Komisyon halen ince bir formül üzerinde çalışıyor. Öyle bir denge kurulacak ki, her iki taraf da eşit derecede gayrı memnun kalacak. Yani ne Erdoğanın talep ettiği üzere Mart 2005de başlayacak müzakereler ne de AB Ankaranın talebini sonsuza kadar erteleyebilecek. Bu arada Avrupa kamuoylarındaki olumsuz Türkiye hassasiyeti de hesaba katılmış olacak.
AB elitlerinin tutumu genel olarak olumsuz. AB içinde Türkiye konusunda kuşkulular kanadının (Turcosceptiques) yukarıda sıraladığım gerekçe, itiraz ve kaygılarının çoğu geçersiz, gerçeği de tam olarak yansıtmıyor. AB Genişleme Uzmanı Dr. Cengiz Aktar ın yakında Fransızca olarak yayınlanacak Lettre aux turcosceptiques (Türkiyeden kuşku duyanlara mektup) başlıklı kitabı tüm gerekçeleri somut olarak çürütüyor.

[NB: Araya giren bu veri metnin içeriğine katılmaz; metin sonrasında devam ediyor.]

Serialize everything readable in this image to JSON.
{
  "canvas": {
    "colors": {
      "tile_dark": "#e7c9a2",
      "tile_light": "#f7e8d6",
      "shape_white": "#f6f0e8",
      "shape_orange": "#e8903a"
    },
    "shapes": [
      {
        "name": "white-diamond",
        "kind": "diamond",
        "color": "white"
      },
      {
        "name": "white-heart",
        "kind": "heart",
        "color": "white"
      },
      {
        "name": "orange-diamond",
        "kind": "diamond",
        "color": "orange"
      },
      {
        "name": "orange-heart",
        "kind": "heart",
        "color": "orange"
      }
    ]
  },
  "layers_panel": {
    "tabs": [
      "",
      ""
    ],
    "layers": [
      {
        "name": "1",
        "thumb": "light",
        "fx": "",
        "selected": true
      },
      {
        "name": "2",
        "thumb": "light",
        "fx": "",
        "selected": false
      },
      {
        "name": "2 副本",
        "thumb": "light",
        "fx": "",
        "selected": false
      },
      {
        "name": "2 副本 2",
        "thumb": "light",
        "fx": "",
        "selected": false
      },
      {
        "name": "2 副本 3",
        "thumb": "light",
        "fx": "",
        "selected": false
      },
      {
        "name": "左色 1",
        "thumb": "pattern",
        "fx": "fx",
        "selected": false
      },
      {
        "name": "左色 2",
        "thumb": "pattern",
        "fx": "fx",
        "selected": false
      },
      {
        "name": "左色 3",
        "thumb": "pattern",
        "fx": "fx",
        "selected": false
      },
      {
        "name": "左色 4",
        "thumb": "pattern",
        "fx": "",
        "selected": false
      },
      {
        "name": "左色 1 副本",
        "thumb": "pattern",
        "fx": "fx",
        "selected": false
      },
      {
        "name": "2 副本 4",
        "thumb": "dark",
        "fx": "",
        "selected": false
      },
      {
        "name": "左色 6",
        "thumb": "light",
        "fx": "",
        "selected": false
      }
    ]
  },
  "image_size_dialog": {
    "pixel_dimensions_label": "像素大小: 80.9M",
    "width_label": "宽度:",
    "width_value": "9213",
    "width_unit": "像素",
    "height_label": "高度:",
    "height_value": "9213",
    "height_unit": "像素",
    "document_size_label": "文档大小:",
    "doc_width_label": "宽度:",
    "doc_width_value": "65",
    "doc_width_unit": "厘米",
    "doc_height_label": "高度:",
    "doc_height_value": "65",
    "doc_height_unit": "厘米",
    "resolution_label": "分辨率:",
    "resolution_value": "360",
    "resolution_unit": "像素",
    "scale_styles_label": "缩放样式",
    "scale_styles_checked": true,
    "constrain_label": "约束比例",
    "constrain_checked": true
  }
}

Ne var ki biraz da Ankaranın tutumuna bakacak olursak, dışişleri bürokrasisini devre dışı bırakmaya çalışan AKP hükümeti de, vitrinde gösterilen tüm dinamizmine rağmen, etkili, sonuç alıcı, karşı tarafı ikna edici bir AB diplomasisi güdemedi, güdemiyor. AKP acemi ve dış dünya ile teması zayıf bir parti. AKP, dış dünyayı orta esnaf/tüccar gözlükleriyle algılıyor. Avrupa burjuvazisine uzak, Avrupa kültürüne uzak. AKP tüm siyasetlerini ABye endeksledi, ABye tamamen angaje oldu. Ama şimdi Ekim ya da Aralıkta olumlu sonuç alamazsa hem kendi iktidarı sorgulanır hale gelecek hem de büyük bir hayal kırıklığı yaratacak. AKPnin B planı yok. Aslında A planı da el yordamıyla yürütülüyor. Ne yazık ki...(SON/RD/EK)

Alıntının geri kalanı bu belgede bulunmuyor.